И в моей жизни он тоже шел всегда впереди. С самого детства, с самого первого дня… Помню: несколько лет назад одна московская газета обратилась ко мне с просьбой — рассказать о том, каким он был — хлеб войны, хлеб Сибири. Как он выращивался, как доставался?.. Вопрос очень тяжелый, и я стал думать — как же ответить?
…Действительно, как же ответить? Я не спал тогда целую ночь — мучил свою память, оглядывался назад. И, конечно, в голове у меня поднялось столько картин, столько событий! А ведь все это было, было: и то, как мы прошлогоднюю картошку копали, и то, как лепешки стряпали из сушеной клубники, и то, как наши соседи Шевалдышевы толкли сухую огородную ботву на муку… Да только ли эти Шевалдышевы: в каждом доме стойла нужда, да еще с фронта шли похоронки. Я лежал без сна и все думал, как же мне поступить с этой газетой? Может быть, отказаться?.. Но так ничего и не придумал. А пришло утро — я пошел за советом к своей учительнице Ивановой Варваре Степановне. Она внимательно меня выслушала и улыбнулась как-то грустно, загадочно. А потом открыла свой дневничок и стала читать… Ах, этот дневничок — настоящая копилка и выручалочка! Варвара Степановна пишет его уже многие-многие годы — каждый месяц и каждый день.

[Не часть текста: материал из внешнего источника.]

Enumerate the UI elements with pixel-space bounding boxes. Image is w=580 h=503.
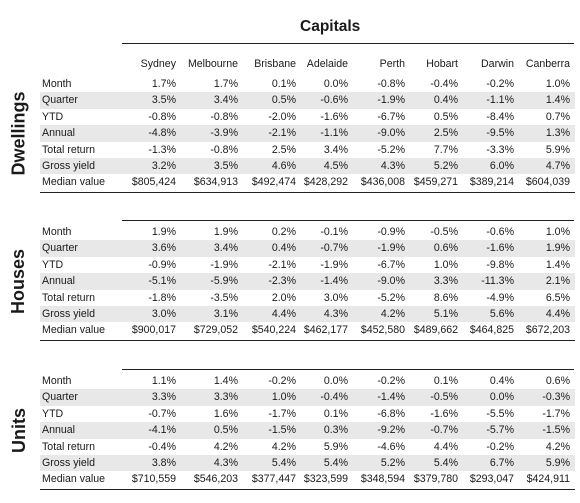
table-cell: 4.2%	[545, 440, 570, 453]
row-label: Quarter	[42, 391, 78, 404]
table-cell: -0.7%	[320, 242, 348, 255]
table-cell: $900,017	[131, 324, 176, 337]
table-cell: 1.7%	[213, 78, 238, 90]
table-cell: 3.4%	[213, 242, 238, 255]
table-cell: -5.2%	[377, 143, 405, 156]
table-cell: 3.4%	[323, 143, 348, 156]
table-cell: 0.1%	[433, 375, 458, 387]
table-cell: 1.0%	[545, 78, 570, 90]
table-cell: 1.9%	[151, 226, 176, 238]
table-cell: 0.4%	[433, 94, 458, 107]
table-cell: 3.2%	[151, 160, 176, 172]
table-cell: 4.3%	[380, 160, 405, 172]
table-cell: -1.6%	[486, 242, 514, 255]
table-cell: -4.8%	[148, 127, 176, 140]
table-cell: -0.7%	[430, 424, 458, 437]
row-label: Month	[42, 78, 72, 90]
table-cell: -6.7%	[377, 258, 405, 271]
table-cell: 1.0%	[271, 391, 296, 404]
table-cell: -9.0%	[377, 127, 405, 140]
table-cell: -1.6%	[430, 407, 458, 420]
table-row	[40, 306, 575, 322]
table-cell: -0.4%	[148, 440, 176, 453]
section-top-rule	[122, 369, 574, 370]
section-label-dwellings	[2, 76, 36, 191]
table-cell: 2.1%	[545, 275, 570, 288]
table-cell: -4.9%	[486, 291, 514, 304]
table-cell: -0.9%	[148, 258, 176, 271]
table-cell: -2.3%	[268, 275, 296, 288]
table-cell: -4.6%	[377, 440, 405, 453]
table-cell: $540,224	[251, 324, 296, 337]
table-cell: $452,580	[360, 324, 405, 337]
table-cell: 5.4%	[271, 457, 296, 469]
table-row	[40, 92, 575, 108]
table-row	[40, 240, 575, 256]
table-cell: 3.0%	[323, 291, 348, 304]
table-cell: -0.8%	[377, 78, 405, 90]
table-cell: 0.6%	[545, 375, 570, 387]
table-cell: 3.4%	[213, 94, 238, 107]
table-row	[40, 373, 575, 389]
row-label: Total return	[42, 143, 95, 156]
row-label: Total return	[42, 291, 95, 304]
table-cell: -1.4%	[320, 275, 348, 288]
section-bottom-rule	[40, 489, 575, 490]
table-cell: 0.3%	[323, 424, 348, 437]
table-cell: 5.4%	[323, 457, 348, 469]
table-cell: $323,599	[303, 473, 348, 486]
table-cell: $604,039	[525, 176, 570, 189]
row-label: Gross yield	[42, 160, 95, 172]
section-label-text: Dwellings	[8, 91, 29, 176]
table-cell: $489,662	[413, 324, 458, 337]
row-label: Median value	[42, 324, 106, 337]
table-cell: 1.9%	[545, 242, 570, 255]
table-cell: 5.6%	[489, 308, 514, 320]
table-cell: $379,780	[413, 473, 458, 486]
table-cell: -2.0%	[268, 110, 296, 123]
table-cell: 1.9%	[213, 226, 238, 238]
table-cell: $805,424	[131, 176, 176, 189]
table-cell: 0.0%	[489, 391, 514, 404]
table-cell: 5.9%	[545, 143, 570, 156]
table-cell: $462,177	[303, 324, 348, 337]
table-row	[40, 257, 575, 273]
table-cell: -0.2%	[377, 375, 405, 387]
row-label: Quarter	[42, 94, 78, 107]
table-cell: -5.1%	[148, 275, 176, 288]
row-label: Median value	[42, 176, 106, 189]
table-cell: 6.5%	[545, 291, 570, 304]
table-row	[40, 322, 575, 338]
row-label: Gross yield	[42, 457, 95, 469]
table-cell: -3.9%	[210, 127, 238, 140]
table-cell: 4.4%	[433, 440, 458, 453]
table-cell: 1.4%	[213, 375, 238, 387]
table-cell: 5.9%	[545, 457, 570, 469]
table-cell: $634,913	[193, 176, 238, 189]
table-cell: 0.5%	[213, 424, 238, 437]
table-cell: 1.4%	[545, 94, 570, 107]
row-label: YTD	[42, 258, 64, 271]
table-cell: 7.7%	[433, 143, 458, 156]
table-cell: 5.2%	[380, 457, 405, 469]
section-top-rule	[122, 220, 574, 221]
table-cell: -0.9%	[377, 226, 405, 238]
table-cell: 0.7%	[545, 110, 570, 123]
table-title: Capitals	[300, 18, 361, 35]
table-row	[40, 142, 575, 158]
table-row	[40, 290, 575, 306]
table-cell: -1.7%	[268, 407, 296, 420]
table-cell: -1.9%	[210, 258, 238, 271]
table-cell: 4.4%	[545, 308, 570, 320]
table-cell: -1.4%	[377, 391, 405, 404]
table-cell: -5.9%	[210, 275, 238, 288]
row-label: Annual	[42, 275, 75, 288]
table-cell: -5.7%	[486, 424, 514, 437]
table-cell: -9.8%	[486, 258, 514, 271]
table-cell: $389,214	[469, 176, 514, 189]
table-cell: 4.5%	[323, 160, 348, 172]
table-cell: $377,447	[251, 473, 296, 486]
column-header-perth: Perth	[379, 58, 405, 70]
table-cell: -0.4%	[320, 391, 348, 404]
section-label-units	[2, 373, 36, 488]
table-cell: 0.0%	[323, 375, 348, 387]
table-cell: -6.8%	[377, 407, 405, 420]
table-cell: -1.1%	[320, 127, 348, 140]
table-cell: 5.1%	[433, 308, 458, 320]
table-cell: -0.2%	[486, 440, 514, 453]
table-cell: 3.0%	[151, 308, 176, 320]
table-cell: 4.6%	[271, 160, 296, 172]
table-cell: 4.7%	[545, 160, 570, 172]
table-cell: $293,047	[469, 473, 514, 486]
column-header-adelaide: Adelaide	[306, 58, 348, 70]
table-cell: 1.6%	[213, 407, 238, 420]
table-cell: -1.6%	[320, 110, 348, 123]
table-cell: 0.4%	[271, 242, 296, 255]
table-cell: 8.6%	[433, 291, 458, 304]
table-cell: 0.1%	[323, 407, 348, 420]
table-cell: 2.5%	[271, 143, 296, 156]
table-cell: -1.8%	[148, 291, 176, 304]
table-cell: -0.2%	[486, 78, 514, 90]
table-cell: -11.3%	[481, 275, 514, 288]
table-cell: 0.2%	[271, 226, 296, 238]
column-header-canberra: Canberra	[525, 58, 570, 70]
table-row	[40, 109, 575, 125]
table-cell: -0.7%	[148, 407, 176, 420]
row-label: YTD	[42, 407, 64, 420]
table-cell: -5.5%	[486, 407, 514, 420]
table-cell: 5.9%	[323, 440, 348, 453]
table-cell: -0.6%	[320, 94, 348, 107]
table-cell: 3.6%	[151, 242, 176, 255]
row-label: Annual	[42, 127, 75, 140]
column-header-melbourne: Melbourne	[187, 58, 238, 70]
table-cell: -1.9%	[377, 94, 405, 107]
table-cell: -0.8%	[210, 110, 238, 123]
table-cell: -1.9%	[377, 242, 405, 255]
table-cell: -4.1%	[148, 424, 176, 437]
table-cell: $546,203	[193, 473, 238, 486]
table-cell: -0.4%	[430, 78, 458, 90]
table-cell: 3.5%	[151, 94, 176, 107]
column-header-hobart: Hobart	[426, 58, 458, 70]
table-row	[40, 406, 575, 422]
row-label: Month	[42, 226, 72, 238]
row-label: Median value	[42, 473, 106, 486]
table-cell: -0.8%	[210, 143, 238, 156]
column-header-darwin: Darwin	[481, 58, 514, 70]
table-cell: 1.0%	[545, 226, 570, 238]
table-row	[40, 455, 575, 471]
row-label: Gross yield	[42, 308, 95, 320]
section-label-houses	[2, 224, 36, 339]
table-cell: $672,203	[525, 324, 570, 337]
section-label-text: Units	[8, 407, 29, 453]
table-cell: 2.5%	[433, 127, 458, 140]
table-cell: -3.5%	[210, 291, 238, 304]
table-cell: 1.4%	[545, 258, 570, 271]
table-cell: 4.2%	[271, 440, 296, 453]
section-label-text: Houses	[8, 248, 29, 314]
row-label: Quarter	[42, 242, 78, 255]
table-cell: 3.8%	[151, 457, 176, 469]
table-cell: 6.0%	[489, 160, 514, 172]
table-cell: 3.1%	[213, 308, 238, 320]
table-cell: 0.4%	[489, 375, 514, 387]
table-cell: -0.6%	[486, 226, 514, 238]
table-cell: -5.2%	[377, 291, 405, 304]
table-cell: 6.7%	[489, 457, 514, 469]
section-bottom-rule	[40, 340, 575, 341]
table-cell: 0.6%	[433, 242, 458, 255]
table-cell: 0.5%	[271, 94, 296, 107]
table-row	[40, 422, 575, 438]
table-cell: $428,292	[303, 176, 348, 189]
table-row	[40, 224, 575, 240]
table-row	[40, 389, 575, 405]
table-cell: -0.5%	[430, 226, 458, 238]
table-row	[40, 471, 575, 487]
table-cell: $436,008	[360, 176, 405, 189]
table-cell: 3.5%	[213, 160, 238, 172]
table-cell: $459,271	[413, 176, 458, 189]
table-cell: 4.2%	[380, 308, 405, 320]
table-cell: 3.3%	[213, 391, 238, 404]
table-cell: 1.7%	[151, 78, 176, 90]
table-cell: -6.7%	[377, 110, 405, 123]
table-cell: -0.3%	[542, 391, 570, 404]
table-cell: -1.5%	[268, 424, 296, 437]
table-cell: 2.0%	[271, 291, 296, 304]
table-cell: 3.3%	[151, 391, 176, 404]
table-row	[40, 439, 575, 455]
table-cell: 1.1%	[151, 375, 176, 387]
table-cell: -0.5%	[430, 391, 458, 404]
row-label: Annual	[42, 424, 75, 437]
table-cell: -3.3%	[486, 143, 514, 156]
table-cell: 1.3%	[545, 127, 570, 140]
table-cell: -1.3%	[148, 143, 176, 156]
table-cell: -1.9%	[320, 258, 348, 271]
table-cell: 3.3%	[433, 275, 458, 288]
table-cell: 4.3%	[323, 308, 348, 320]
table-row	[40, 174, 575, 190]
table-cell: $348,594	[360, 473, 405, 486]
table-row	[40, 273, 575, 289]
table-cell: 4.2%	[213, 440, 238, 453]
table-cell: 5.2%	[433, 160, 458, 172]
table-row	[40, 76, 575, 92]
table-cell: -2.1%	[268, 127, 296, 140]
table-cell: $464,825	[469, 324, 514, 337]
table-cell: 1.0%	[433, 258, 458, 271]
row-label: Total return	[42, 440, 95, 453]
table-cell: 0.0%	[323, 78, 348, 90]
table-cell: -1.1%	[486, 94, 514, 107]
table-cell: -8.4%	[486, 110, 514, 123]
table-cell: 4.3%	[213, 457, 238, 469]
table-cell: $729,052	[193, 324, 238, 337]
row-label: Month	[42, 375, 72, 387]
column-header-sydney: Sydney	[140, 58, 176, 70]
table-cell: $710,559	[131, 473, 176, 486]
table-cell: 4.4%	[271, 308, 296, 320]
table-cell: -0.1%	[320, 226, 348, 238]
table-cell: -9.5%	[486, 127, 514, 140]
table-cell: -0.2%	[268, 375, 296, 387]
table-cell: 0.5%	[433, 110, 458, 123]
row-label: YTD	[42, 110, 64, 123]
table-row	[40, 158, 575, 174]
table-cell: -0.8%	[148, 110, 176, 123]
table-cell: -9.2%	[377, 424, 405, 437]
table-row	[40, 125, 575, 141]
table-cell: $492,474	[251, 176, 296, 189]
table-cell: -1.5%	[542, 424, 570, 437]
section-bottom-rule	[40, 192, 575, 193]
table-cell: -1.7%	[542, 407, 570, 420]
table-cell: -9.0%	[377, 275, 405, 288]
table-cell: 5.4%	[433, 457, 458, 469]
column-header-brisbane: Brisbane	[254, 58, 296, 70]
table-cell: -2.1%	[268, 258, 296, 271]
table-cell: 0.1%	[271, 78, 296, 90]
table-cell: $424,911	[526, 473, 570, 486]
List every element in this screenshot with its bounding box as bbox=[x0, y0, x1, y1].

Она читала мне не спеша, с остановками: «Вот и наступила весна сорок второго. Тобол наш с краями, не река — море синее, злое, волны хлещут под самым яром. А мы все — на острове, на настоящем заброшенном острове, даже почта не ходит. Да что почта, людям есть нечего, перекапываем огороды, достаем мерзлую картошку. Но мало этой картошечки — не разгонишься. И горько мне, тягостно, как на поминках. Сегодня, 23 апреля, выпал снег. А еще вчера о посевной решали, приготовили семена… И вот с утра — снег, откуда только принесло его на нашу голову. А к вечеру — ветер, сырой, напористый северняк. Не ветер, а настоящий разбойник, который рвал крыши, выставлял рамы, валил с корнем сосны. Тобол-батюшко стонал весь, измучился, волны ходят выше домов. А наши пашни, наши посевы — на том берегу… Но боже мой! Чего это я заметила, не смотрели бы мои глаза!.. Отчалила от берега лодочка и понеслась, полетела — завертело ее могучей водой. Опять наши бабоньки на пашни поехали, повезли семена. Вот жизнь, вот герои, а если кувырнет вода лодочку — и нету их, не догонишь…» И вот закрылась страничка. Варвара Степановна откинула голову и прищурилась. Голова у ней седая, печальная, и мне жаль ее седины.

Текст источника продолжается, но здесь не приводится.